«Она и сейчас счастлива и несчастна, — подумал Егор, проникаясь к ней нежным чувством старшего. — А насчет полыньи — это она излишне. Ранима и чувствительна, а ведь сильная, вроде»…
— Не будем, — прервал он затянувшееся молчание, — где обедаем, позвольте узнать? В светелке?
— Нет, здесь, если не возражаете. У вас ведь сегодня праздник: День инструментальщика?.. Как это мы забыли?
— Ну, день это еще не праздник. Просто они устраивают встречи в павильоне, немножко шумят. Много шуметь не приходится, у нас для этого нет оснований.
— Зайдемте в павильон. Посмотрим, что вы делаете. Мне это будет приятно.
— А мне — вдвойне. Делаем мы хорошие инструменты, но могли бы делать и получше. Их всегда не хватает, вот все и сходит с рук. Эх, были бы мы хозяевами…
— Об этом и писал Иван?
— Да. Мой заместитель.
Егор подумал об Иване, вспомнил его письмо… В нем что-то есть такое, что Егор из-за горячности не смог тогда уловить, но это «что-то» было укором ему. А может, и не укором, просто он еще не успел как следует осмыслить. И вот Нина говорит: «Иван-то у вас не дурак». Откуда ей знать, каков он, Иван, если сам Егор столько лет работает рядом с ним, и то не может до конца понять его, раскрыть его силу?
— Вас что-то расстроило? — спросила она, заметив, как изменилось его лицо.
— Нет, вовсе нет. Я просто подумал, что я не всегда понимаю Ивана. Иной раз ему завидую. Это плохо?
— Почему же? Если он этого стоит…
— Он этого стоит.
— Я так и знала.
— Откуда?
— Ну, я же психолог.
— Вот мы и дошли, — сказал Егор и взглянул на две розы, которые она держала в руке. Они походили на два раскаленных докрасна кусочка антрацита, только цвет их был куда нежнее — огонь никогда не давал такой мягкости, какая присуща живой природе.

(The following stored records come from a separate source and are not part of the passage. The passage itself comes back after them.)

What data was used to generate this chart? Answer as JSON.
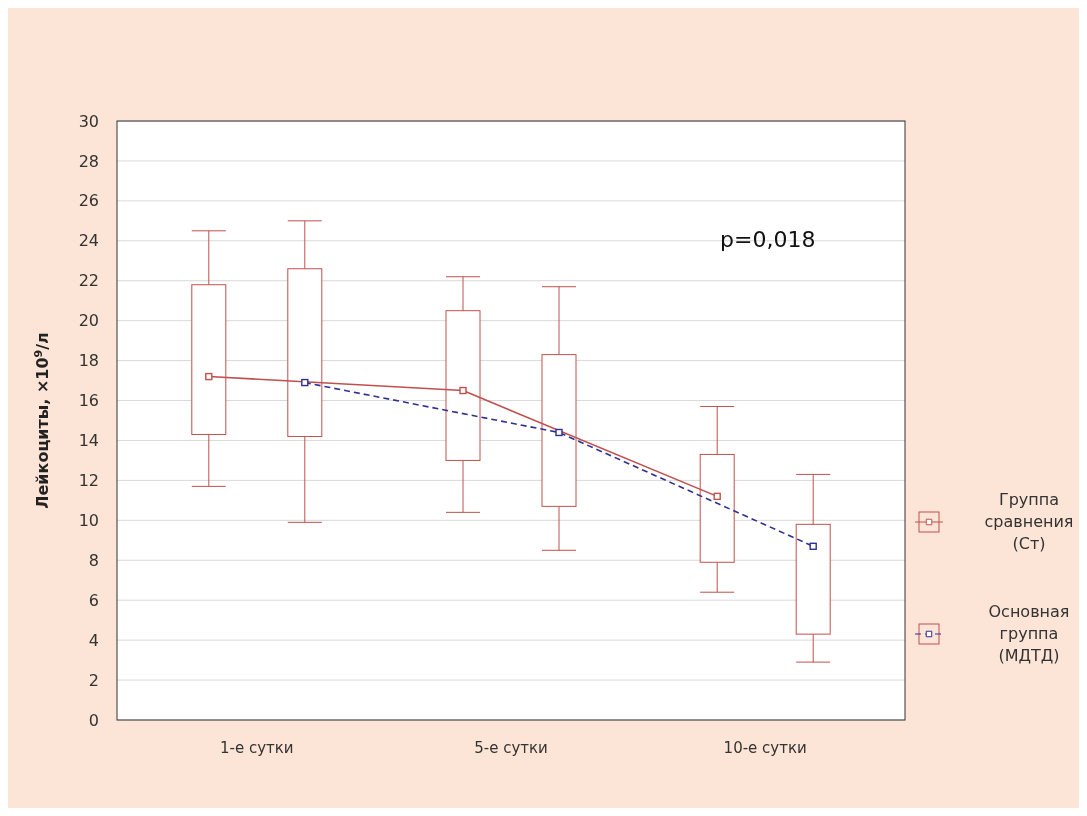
{
  "chart_data": {
    "type": "box",
    "ylabel": "Лейкоциты, ×10$^{9}$/л",
    "categories": [
      "1-е сутки",
      "5-е сутки",
      "10-е сутки"
    ],
    "ylim": [
      0,
      30
    ],
    "yticks": [
      0,
      2,
      4,
      6,
      8,
      10,
      12,
      14,
      16,
      18,
      20,
      22,
      24,
      26,
      28,
      30
    ],
    "grid": "y",
    "legend": "right",
    "marker": "square",
    "series": [
      {
        "color": "#c0504d",
        "boxes": [
          {
            "low": 11.7,
            "q1": 14.3,
            "q3": 21.8,
            "high": 24.5
          },
          {
            "low": 10.4,
            "q1": 13.0,
            "q3": 20.5,
            "high": 22.2
          },
          {
            "low": 6.4,
            "q1": 7.9,
            "q3": 13.3,
            "high": 15.7
          }
        ]
      },
      {
        "color": "#c0504d",
        "boxes": [
          {
            "low": 9.9,
            "q1": 14.2,
            "q3": 22.6,
            "high": 25.0
          },
          {
            "low": 8.5,
            "q1": 10.7,
            "q3": 18.3,
            "high": 21.7
          },
          {
            "low": 2.9,
            "q1": 4.3,
            "q3": 9.8,
            "high": 12.3
          }
        ]
      },
      {
        "type": "line",
        "name": "Группа сравнения (Ст)",
        "color": "#c0504d",
        "line_style": "solid",
        "values": [
          17.2,
          16.5,
          11.2
        ]
      },
      {
        "type": "line",
        "name": "Основная группа (МДТД)",
        "color": "#2e3192",
        "line_style": "dashed",
        "values": [
          16.9,
          14.4,
          8.7
        ]
      }
    ],
    "annotations": [
      "p=0,018"
    ]
  }
}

Они вошли в павильон, добрались до стендов, где были выставлены разнообразные измерительные приборы — от кронциркуля до электронных датчиков.
— Посмотрим — наши? — спросил он со странной робостью в голосе и подумал, что Нина невероятно быстро и естественно вступила в сферу его интересов и теперь смотрела на изделия его завода с нескрываемым любопытством. А он снова, как будто извиняясь, проговорил: — Неказисты они у нас, вроде, и невыразительны, но если бы их вдруг не стало, остановилось бы все производство. Нет, я не шучу.
Но зря он так волновался, она хотя и не все понимала, но верила ему и старалась понять. И Егор, осмелев, стал брать инструмент за инструментом, рассказывая, как их делают, показывал в действии и для чего они нужны. Нина старалась понять, ей это казалось очень и очень важным, но она нет-нет да и ловила себя на том, что не слушает его, а наблюдает, как он говорит. А говорил он увлеченно, с теплотой, даже нежностью в голосе, как будто в руках его были не холодные металлические предметы, а живые существа, которые близки ему, как и он, теплокровны, и этим ему родственны. Они не сразу заметили, что вокруг них уже толпится народ, что Егора принимают за экскурсовода, стараются поближе протиснуться к нему. Нина вовсе не хотела обращать его внимания на собравшихся вокруг людей, ей хотелось, чтобы собралось как можно больше, чтобы все слушали его. Она еще не знала его таким вдохновенным, таким отрешенным от себя ради им рожденных железных существ. Это было удивительное перевоплощение человека, нет, не перевоплощение, а нахождение самого себя, раскрытие души, сердца, если душа и сердце — это не одно и то же, хотя Нина считала их тождественными. Люди слушали его, как будто это был волшебник и всех их заговорил, заворожил. Как можно заворожить людей этими железяками, которые не шли ни в какое сравнение с мудрыми инструментами медиков, понятными и близкими для Нины? Но эти темные, вовсе не блестящие, как скальпели и пинцеты, а черные и недостаточно отделанные инструменты вдруг, после слов Егора, стали казаться ей верхом совершенства, верхом точности и неподкупности, и она, как и все, а может и больше, и наверняка больше, чем все, увлеклась речью Егора. Для них он был просто экскурсовод, хотя он и не был им, а для нее это был человек, вдруг по-новому раскрывшийся.